A 32 ans, Francesca Baldereschi est responsable du projet en Italie. “Le Slow Food est né comme une association oenogastronomique portant sur la nourriture un regard économique et politique, explique-t-elle. On a commencé par éditer des guides recensant les produits régionaux. Et puis, en parlant avec les producteurs que nous rencontrions, on s’est rendu compte que cela ne suffisait pas, qu’il fallait aller plus loin.” Aller plus loin, cela signifiait ne pas se contenter de recenser des produits mais de les sauvegarder en s’engageant auprès des producteurs.
C’est ainsi qu’est née l’idée des Presidi (“Sentinelles du goût” en français) pour protéger ces produits mis en valeur par le Slow Food qui commençaient à se faire une réputation et à être copiés dans les villages avoisinants. Le tout premier Presidio, le cappone di Morozzo (un chapon), a été mis en place par Carlo Petrini himself. Rien d’étonnant car celui-ci est très attaché à son Piémont natal, où est basé le mouvement, dans la petite ville de Bra près d’Alba.
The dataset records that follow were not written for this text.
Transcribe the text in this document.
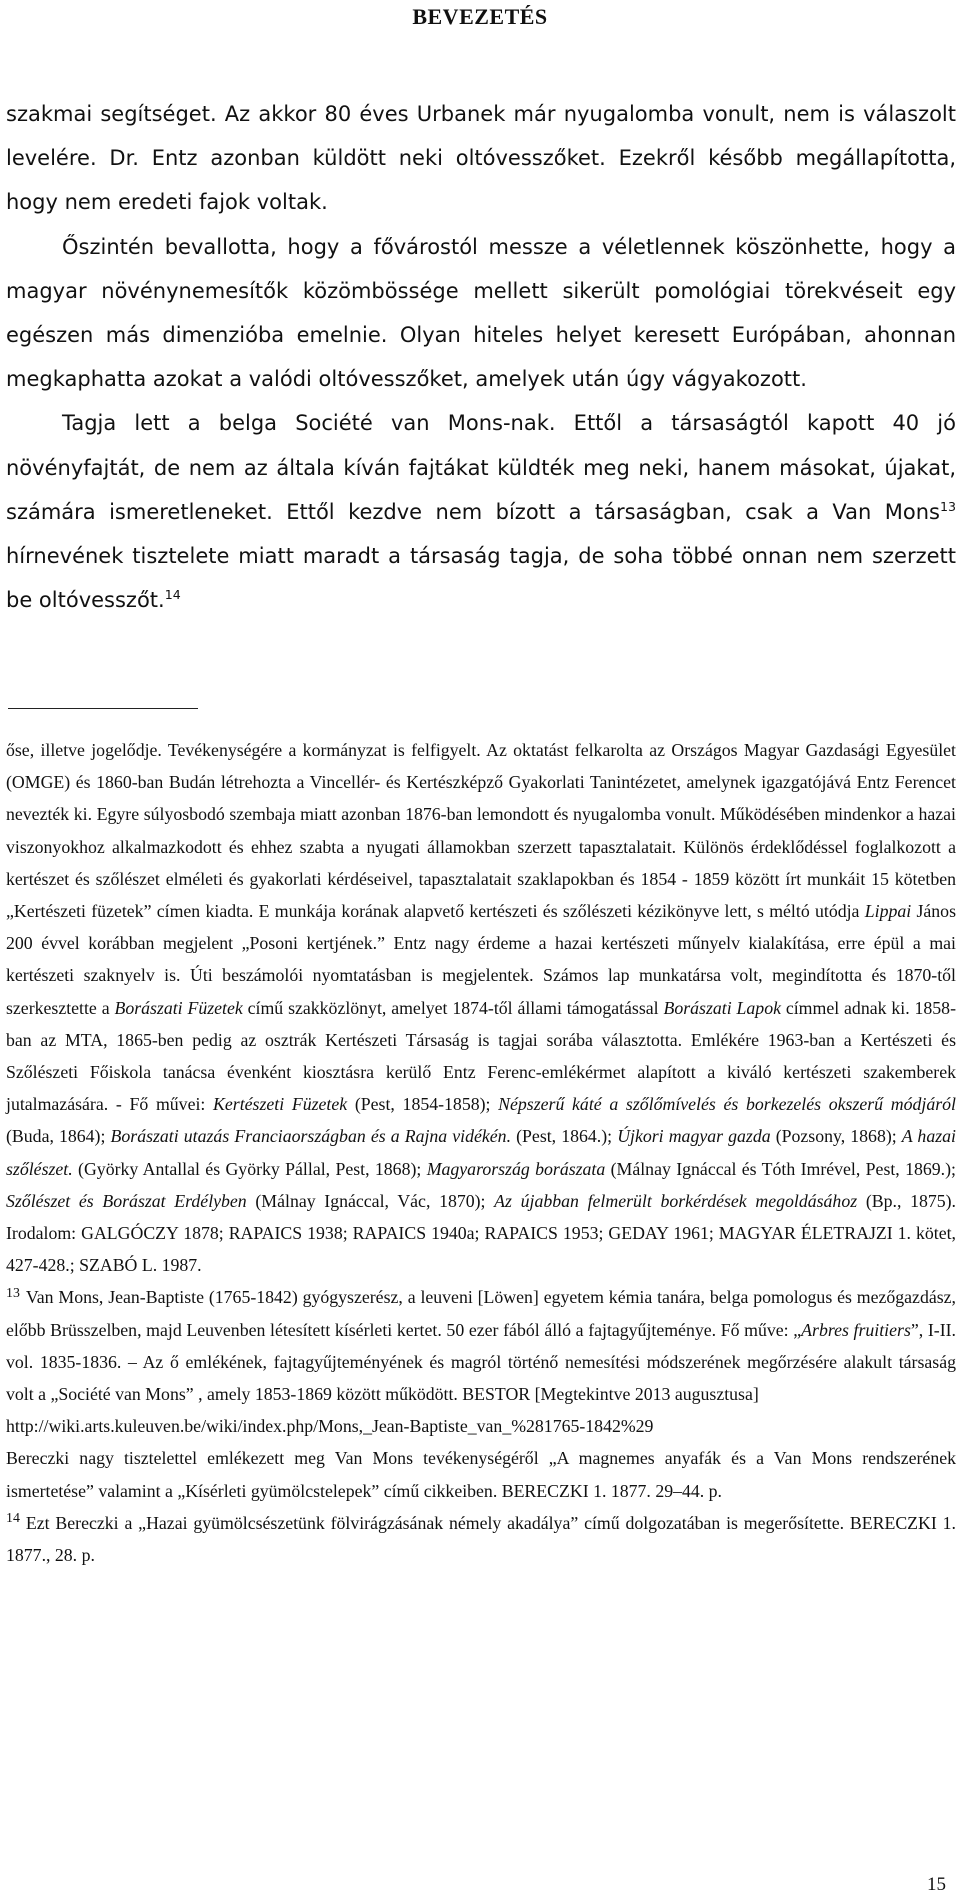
BEVEZETÉS

szakmai segítséget. Az akkor 80 éves Urbanek már nyugalomba vonult, nem is válaszolt levelére. Dr. Entz azonban küldött neki oltóvesszőket. Ezekről később megállapította, hogy nem eredeti fajok voltak.

Őszintén bevallotta, hogy a fővárostól messze a véletlennek köszönhette, hogy a magyar növénynemesítők közömbössége mellett sikerült pomológiai törekvéseit egy egészen más dimenzióba emelnie. Olyan hiteles helyet keresett Európában, ahonnan megkaphatta azokat a valódi oltóvesszőket, amelyek után úgy vágyakozott.

Tagja lett a belga Société van Mons-nak. Ettől a társaságtól kapott 40 jó növényfajtát, de nem az általa kíván fajtákat küldték meg neki, hanem másokat, újakat, számára ismeretleneket. Ettől kezdve nem bízott a társaságban, csak a Van Mons$^{13}$ hírnevének tisztelete miatt maradt a társaság tagja, de soha többé onnan nem szerzett be oltóvesszőt.$^{14}$

őse, illetve jogelődje. Tevékenységére a kormányzat is felfigyelt. Az oktatást felkarolta az Országos Magyar Gazdasági Egyesület (OMGE) és 1860-ban Budán létrehozta a Vincellér- és Kertészképző Gyakorlati Tanintézetet, amelynek igazgatójává Entz Ferencet nevezték ki. Egyre súlyosbodó szembaja miatt azonban 1876-ban lemondott és nyugalomba vonult. Működésében mindenkor a hazai viszonyokhoz alkalmazkodott és ehhez szabta a nyugati államokban szerzett tapasztalatait. Különös érdeklődéssel foglalkozott a kertészet és szőlészet elméleti és gyakorlati kérdéseivel, tapasztalatait szaklapokban és 1854 - 1859 között írt munkáit 15 kötetben „Kertészeti füzetek” címen kiadta. E munkája korának alapvető kertészeti és szőlészeti kézikönyve lett, s méltó utódja Lippai János 200 évvel korábban megjelent „Posoni kertjének.” Entz nagy érdeme a hazai kertészeti műnyelv kialakítása, erre épül a mai kertészeti szaknyelv is. Úti beszámolói nyomtatásban is megjelentek. Számos lap munkatársa volt, megindította és 1870-től szerkesztette a Borászati Füzetek című szakközlönyt, amelyet 1874-től állami támogatással Borászati Lapok címmel adnak ki. 1858-ban az MTA, 1865-ben pedig az osztrák Kertészeti Társaság is tagjai sorába választotta. Emlékére 1963-ban a Kertészeti és Szőlészeti Főiskola tanácsa évenként kiosztásra kerülő Entz Ferenc-emlékérmet alapított a kiváló kertészeti szakemberek jutalmazására. - Fő művei: Kertészeti Füzetek (Pest, 1854-1858); Népszerű káté a szőlőmívelés és borkezelés okszerű módjáról (Buda, 1864); Borászati utazás Franciaországban és a Rajna vidékén. (Pest, 1864.); Újkori magyar gazda (Pozsony, 1868); A hazai szőlészet. (Györky Antallal és Györky Pállal, Pest, 1868); Magyarország borászata (Málnay Ignáccal és Tóth Imrével, Pest, 1869.); Szőlészet és Borászat Erdélyben (Málnay Ignáccal, Vác, 1870); Az újabban felmerült borkérdések megoldásához (Bp., 1875). Irodalom: GALGÓCZY 1878; RAPAICS 1938; RAPAICS 1940a; RAPAICS 1953; GEDAY 1961; MAGYAR ÉLETRAJZI 1. kötet, 427-428.; SZABÓ L. 1987.

$^{13}$ Van Mons, Jean-Baptiste (1765-1842) gyógyszerész, a leuveni [Löwen] egyetem kémia tanára, belga pomologus és mezőgazdász, előbb Brüsszelben, majd Leuvenben létesített kísérleti kertet. 50 ezer fából álló a fajtagyűjteménye. Fő műve: „Arbres fruitiers”, I-II. vol. 1835-1836. – Az ő emlékének, fajtagyűjteményének és magról történő nemesítési módszerének megőrzésére alakult társaság volt a „Société van Mons” , amely 1853-1869 között működött. BESTOR [Megtekintve 2013 augusztusa]

http://wiki.arts.kuleuven.be/wiki/index.php/Mons,_Jean-Baptiste_van_%281765-1842%29

Bereczki nagy tisztelettel emlékezett meg Van Mons tevékenységéről „A magnemes anyafák és a Van Mons rendszerének ismertetése” valamint a „Kísérleti gyümölcstelepek” című cikkeiben. BERECZKI 1. 1877. 29–44. p.

$^{14}$ Ezt Bereczki a „Hazai gyümölcsészetünk fölvirágzásának némely akadálya” című dolgozatában is megerősítette. BERECZKI 1. 1877., 28. p.

15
Le Presidio est une appellation qui protège une spécialité locale en défendant la qualité, la biodiversité et les savoirs traditionnels, dans une vision durable de la production. Ce peut être un simple légume, un fruit, une céréale, une race… Ou encore une préparation simple : biscuit, pain, charcuterie, conserve, confiture, fromage… On est parfois à la limite de la recette avec, par exemple, dans le Veneto, l’oca in onto, un confit d’oie. Ou encore avec l’un des 25 nouveaux Presidi italiens, l’exceptionnel cicotto di Grutti en Ombrie, des abats de cochon cuits sous la porchetta. Désormais, “Presidio Slow Food” est également une marque, que seuls les producteurs reconnus peuvent utiliser sur leurs emballages, en échange d’une cotisation annuelle minime.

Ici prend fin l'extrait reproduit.